The Malaysian Medical Council (MMC) is planning on shortening the list of recognised foreign medical schools and carrying out re-accreditation exercises every three to five years.
A source who revealed this said since the proposed amendment to the Medical Act 1971 that compelled all foreign medical graduates to sit for a medical qualifying was rejected by the Government in June, the MMC was now looking at other ways to ensure that medical graduates were of satisfactory standard.
"Colleges that fall short of the standards will be reviewed," he told The Star.
According to the health deputy director-general (medical) Datuk Dr Noor Hisham Abdullah, there are currently 366 recognised medical degrees in 14 countries.
"We are trying to reduce that figure," he said, citing quality concerns.

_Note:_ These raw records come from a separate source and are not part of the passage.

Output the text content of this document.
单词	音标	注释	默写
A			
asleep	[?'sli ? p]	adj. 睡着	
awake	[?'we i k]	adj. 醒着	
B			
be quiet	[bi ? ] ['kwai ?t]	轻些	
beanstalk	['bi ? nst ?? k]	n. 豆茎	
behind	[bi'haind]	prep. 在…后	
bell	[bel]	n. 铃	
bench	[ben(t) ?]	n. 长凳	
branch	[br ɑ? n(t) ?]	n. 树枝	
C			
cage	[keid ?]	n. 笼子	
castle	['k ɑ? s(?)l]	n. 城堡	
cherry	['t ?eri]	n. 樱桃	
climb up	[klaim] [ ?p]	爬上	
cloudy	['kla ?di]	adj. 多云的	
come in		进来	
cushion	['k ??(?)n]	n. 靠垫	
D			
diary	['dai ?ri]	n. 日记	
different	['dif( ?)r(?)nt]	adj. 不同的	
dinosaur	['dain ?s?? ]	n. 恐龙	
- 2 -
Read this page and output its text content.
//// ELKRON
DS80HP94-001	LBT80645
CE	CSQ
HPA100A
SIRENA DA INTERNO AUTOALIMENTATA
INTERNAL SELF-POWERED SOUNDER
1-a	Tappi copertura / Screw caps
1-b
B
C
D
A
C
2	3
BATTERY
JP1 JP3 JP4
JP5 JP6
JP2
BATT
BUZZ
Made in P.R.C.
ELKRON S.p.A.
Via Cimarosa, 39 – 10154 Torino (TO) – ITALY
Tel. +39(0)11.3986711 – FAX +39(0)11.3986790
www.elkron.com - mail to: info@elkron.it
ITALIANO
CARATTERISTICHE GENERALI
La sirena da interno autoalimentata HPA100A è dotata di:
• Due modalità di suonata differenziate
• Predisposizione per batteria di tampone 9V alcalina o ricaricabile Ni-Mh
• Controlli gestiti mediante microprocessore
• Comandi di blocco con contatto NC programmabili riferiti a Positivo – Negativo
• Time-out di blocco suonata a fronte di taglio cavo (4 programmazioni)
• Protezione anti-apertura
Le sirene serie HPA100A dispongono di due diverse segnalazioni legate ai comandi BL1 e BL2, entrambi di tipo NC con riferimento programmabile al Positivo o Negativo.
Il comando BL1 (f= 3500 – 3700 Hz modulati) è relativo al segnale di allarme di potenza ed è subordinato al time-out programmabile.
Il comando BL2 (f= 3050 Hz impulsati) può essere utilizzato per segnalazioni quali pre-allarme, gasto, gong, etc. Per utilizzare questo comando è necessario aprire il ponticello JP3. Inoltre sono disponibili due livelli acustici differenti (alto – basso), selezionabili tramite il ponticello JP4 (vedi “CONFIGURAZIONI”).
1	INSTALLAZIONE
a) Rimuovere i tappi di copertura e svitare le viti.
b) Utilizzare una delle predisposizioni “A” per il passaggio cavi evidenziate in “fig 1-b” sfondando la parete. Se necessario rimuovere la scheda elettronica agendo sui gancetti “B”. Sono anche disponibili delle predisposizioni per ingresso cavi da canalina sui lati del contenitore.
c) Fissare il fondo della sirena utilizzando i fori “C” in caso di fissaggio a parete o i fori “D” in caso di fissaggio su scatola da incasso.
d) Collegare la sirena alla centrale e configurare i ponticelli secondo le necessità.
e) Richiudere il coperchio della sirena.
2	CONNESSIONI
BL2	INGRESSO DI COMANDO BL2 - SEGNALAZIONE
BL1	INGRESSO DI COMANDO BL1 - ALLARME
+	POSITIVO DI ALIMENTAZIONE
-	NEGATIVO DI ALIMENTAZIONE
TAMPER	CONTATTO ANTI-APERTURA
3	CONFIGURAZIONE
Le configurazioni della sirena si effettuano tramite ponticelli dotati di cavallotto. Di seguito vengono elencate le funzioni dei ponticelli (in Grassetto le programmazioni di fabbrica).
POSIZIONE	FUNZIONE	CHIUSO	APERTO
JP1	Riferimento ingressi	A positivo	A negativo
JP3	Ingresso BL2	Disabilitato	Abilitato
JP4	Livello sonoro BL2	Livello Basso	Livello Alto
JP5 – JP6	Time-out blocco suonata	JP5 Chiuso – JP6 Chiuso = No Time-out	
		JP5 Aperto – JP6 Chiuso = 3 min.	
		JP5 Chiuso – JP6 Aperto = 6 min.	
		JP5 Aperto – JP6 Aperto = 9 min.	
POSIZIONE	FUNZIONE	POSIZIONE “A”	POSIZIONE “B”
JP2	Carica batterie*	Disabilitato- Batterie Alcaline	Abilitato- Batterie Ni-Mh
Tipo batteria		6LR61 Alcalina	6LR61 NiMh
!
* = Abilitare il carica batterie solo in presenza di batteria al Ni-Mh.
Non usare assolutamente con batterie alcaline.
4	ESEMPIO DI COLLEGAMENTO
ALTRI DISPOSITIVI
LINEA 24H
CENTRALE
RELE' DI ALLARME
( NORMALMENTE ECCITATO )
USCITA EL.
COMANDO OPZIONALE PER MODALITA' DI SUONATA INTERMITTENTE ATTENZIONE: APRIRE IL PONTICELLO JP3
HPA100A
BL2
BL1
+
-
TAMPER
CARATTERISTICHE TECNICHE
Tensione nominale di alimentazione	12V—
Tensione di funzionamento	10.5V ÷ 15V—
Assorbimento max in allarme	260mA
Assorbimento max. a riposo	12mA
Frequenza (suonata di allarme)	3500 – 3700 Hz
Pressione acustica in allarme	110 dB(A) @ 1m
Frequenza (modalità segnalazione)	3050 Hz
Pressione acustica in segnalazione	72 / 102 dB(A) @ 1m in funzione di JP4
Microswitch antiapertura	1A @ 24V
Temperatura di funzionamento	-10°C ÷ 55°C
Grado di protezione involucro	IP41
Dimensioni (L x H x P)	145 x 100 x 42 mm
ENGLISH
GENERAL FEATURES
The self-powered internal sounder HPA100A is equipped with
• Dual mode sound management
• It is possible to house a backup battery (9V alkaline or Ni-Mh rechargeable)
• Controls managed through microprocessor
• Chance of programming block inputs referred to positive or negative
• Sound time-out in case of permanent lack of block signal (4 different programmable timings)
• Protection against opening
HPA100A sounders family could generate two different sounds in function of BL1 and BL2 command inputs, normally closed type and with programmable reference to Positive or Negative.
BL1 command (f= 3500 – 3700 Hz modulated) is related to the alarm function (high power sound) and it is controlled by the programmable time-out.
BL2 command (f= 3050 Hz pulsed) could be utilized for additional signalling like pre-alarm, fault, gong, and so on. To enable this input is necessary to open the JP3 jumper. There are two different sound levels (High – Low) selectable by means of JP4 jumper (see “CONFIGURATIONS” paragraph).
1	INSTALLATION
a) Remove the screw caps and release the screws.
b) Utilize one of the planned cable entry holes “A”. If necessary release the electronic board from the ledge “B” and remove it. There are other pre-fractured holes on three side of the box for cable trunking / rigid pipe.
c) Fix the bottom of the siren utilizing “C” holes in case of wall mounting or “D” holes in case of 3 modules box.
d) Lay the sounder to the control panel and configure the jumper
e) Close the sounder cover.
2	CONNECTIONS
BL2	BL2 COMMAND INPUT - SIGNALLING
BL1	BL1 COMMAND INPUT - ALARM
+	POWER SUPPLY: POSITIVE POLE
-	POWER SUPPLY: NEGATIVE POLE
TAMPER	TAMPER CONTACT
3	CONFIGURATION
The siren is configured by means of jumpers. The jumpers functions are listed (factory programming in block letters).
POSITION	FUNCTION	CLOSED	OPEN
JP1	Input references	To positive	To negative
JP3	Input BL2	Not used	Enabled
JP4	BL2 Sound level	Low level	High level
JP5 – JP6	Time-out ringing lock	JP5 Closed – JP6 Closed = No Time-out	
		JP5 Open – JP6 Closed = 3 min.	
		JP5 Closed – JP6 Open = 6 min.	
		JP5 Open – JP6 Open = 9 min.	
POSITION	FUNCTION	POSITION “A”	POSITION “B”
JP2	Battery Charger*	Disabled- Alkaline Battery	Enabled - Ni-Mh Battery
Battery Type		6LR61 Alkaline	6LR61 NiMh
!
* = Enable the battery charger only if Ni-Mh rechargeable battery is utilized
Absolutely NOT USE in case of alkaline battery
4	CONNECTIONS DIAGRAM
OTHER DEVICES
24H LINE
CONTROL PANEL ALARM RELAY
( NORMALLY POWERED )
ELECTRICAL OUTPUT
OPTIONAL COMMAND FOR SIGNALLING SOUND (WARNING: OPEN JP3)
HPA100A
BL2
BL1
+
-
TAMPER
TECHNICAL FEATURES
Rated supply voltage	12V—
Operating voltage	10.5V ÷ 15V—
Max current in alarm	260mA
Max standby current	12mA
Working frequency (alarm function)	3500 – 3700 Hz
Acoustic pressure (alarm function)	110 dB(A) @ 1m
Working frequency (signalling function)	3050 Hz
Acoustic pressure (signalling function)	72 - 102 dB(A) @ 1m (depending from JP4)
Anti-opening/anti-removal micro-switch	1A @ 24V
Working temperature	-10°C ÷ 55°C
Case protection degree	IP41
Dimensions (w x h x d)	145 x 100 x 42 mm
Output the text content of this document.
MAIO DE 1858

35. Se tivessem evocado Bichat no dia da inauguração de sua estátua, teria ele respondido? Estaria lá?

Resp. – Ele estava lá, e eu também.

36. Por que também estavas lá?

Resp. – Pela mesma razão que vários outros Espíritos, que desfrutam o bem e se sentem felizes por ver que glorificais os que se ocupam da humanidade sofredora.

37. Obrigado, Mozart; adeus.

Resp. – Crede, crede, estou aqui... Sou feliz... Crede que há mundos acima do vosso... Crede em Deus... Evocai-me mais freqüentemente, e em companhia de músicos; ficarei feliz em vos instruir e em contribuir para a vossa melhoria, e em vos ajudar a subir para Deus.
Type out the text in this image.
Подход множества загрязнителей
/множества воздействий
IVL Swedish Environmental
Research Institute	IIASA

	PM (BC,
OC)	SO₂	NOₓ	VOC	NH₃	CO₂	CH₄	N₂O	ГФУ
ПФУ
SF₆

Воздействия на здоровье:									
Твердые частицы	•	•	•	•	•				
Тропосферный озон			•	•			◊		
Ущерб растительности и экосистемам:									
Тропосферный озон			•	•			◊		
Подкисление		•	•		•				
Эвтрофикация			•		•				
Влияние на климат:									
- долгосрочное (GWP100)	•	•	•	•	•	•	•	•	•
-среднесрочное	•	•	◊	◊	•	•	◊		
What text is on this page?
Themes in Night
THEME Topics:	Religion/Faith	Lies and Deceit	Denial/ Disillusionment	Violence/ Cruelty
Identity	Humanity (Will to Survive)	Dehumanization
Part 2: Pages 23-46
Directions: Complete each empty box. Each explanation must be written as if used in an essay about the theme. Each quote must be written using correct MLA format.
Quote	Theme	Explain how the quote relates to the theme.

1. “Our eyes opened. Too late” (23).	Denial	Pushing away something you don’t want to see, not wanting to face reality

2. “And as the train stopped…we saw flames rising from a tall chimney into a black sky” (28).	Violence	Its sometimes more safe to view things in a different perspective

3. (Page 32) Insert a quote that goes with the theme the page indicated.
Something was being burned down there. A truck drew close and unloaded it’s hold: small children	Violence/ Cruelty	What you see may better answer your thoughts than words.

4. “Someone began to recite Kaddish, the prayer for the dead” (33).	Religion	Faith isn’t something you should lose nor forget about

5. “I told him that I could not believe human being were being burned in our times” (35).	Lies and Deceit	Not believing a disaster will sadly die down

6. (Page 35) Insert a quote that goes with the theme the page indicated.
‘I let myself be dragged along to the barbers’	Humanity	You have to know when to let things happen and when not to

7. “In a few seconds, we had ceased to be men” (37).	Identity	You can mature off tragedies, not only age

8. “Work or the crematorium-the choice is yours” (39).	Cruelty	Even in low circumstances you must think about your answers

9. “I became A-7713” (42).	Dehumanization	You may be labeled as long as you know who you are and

"The recognition (for foreign degrees) was given years ago and we don't know if the quality has gone up or down.
"If the quality has gone down, we obviously have to ask if they still comply to our standard of nurses, doctors and allied health professionals," he said.
After rejecting the qualifying exam for all foreign medical graduates, the Government imposed a five-year moratorium on new medical courses and decided to increase the housemanship period.
Meanwhile, Dr Noor Hisham witnessed a signing of a memorandum of understanding between the ministry and several private colleges and universities here yesterday.
With the memorandum, the ministry will allow the higher learning institutions to train their medical, pharmaceutical, nursing and allied health sciences students in various government hospitals.
The source said MMC had discussed steps be taken to identify the number of foreign universities in the Second Schedule of the Medical Act that were still actively teaching Malaysian students so they could be retained.
Currently, only graduates from unrecognised universities are required to sit for a medical qualifying examination.
Last November, The Star carried a front page and subsequent reports on the lack of training hospitals to meet the influx of housemen and doctors' concern over housemen from some countries who lacked core medical knowledge.
Since the re-accreditation would be an extensive undertaking, the source said they hoped to negotiate with the medical schools concerned to bear the cost of the accreditation process.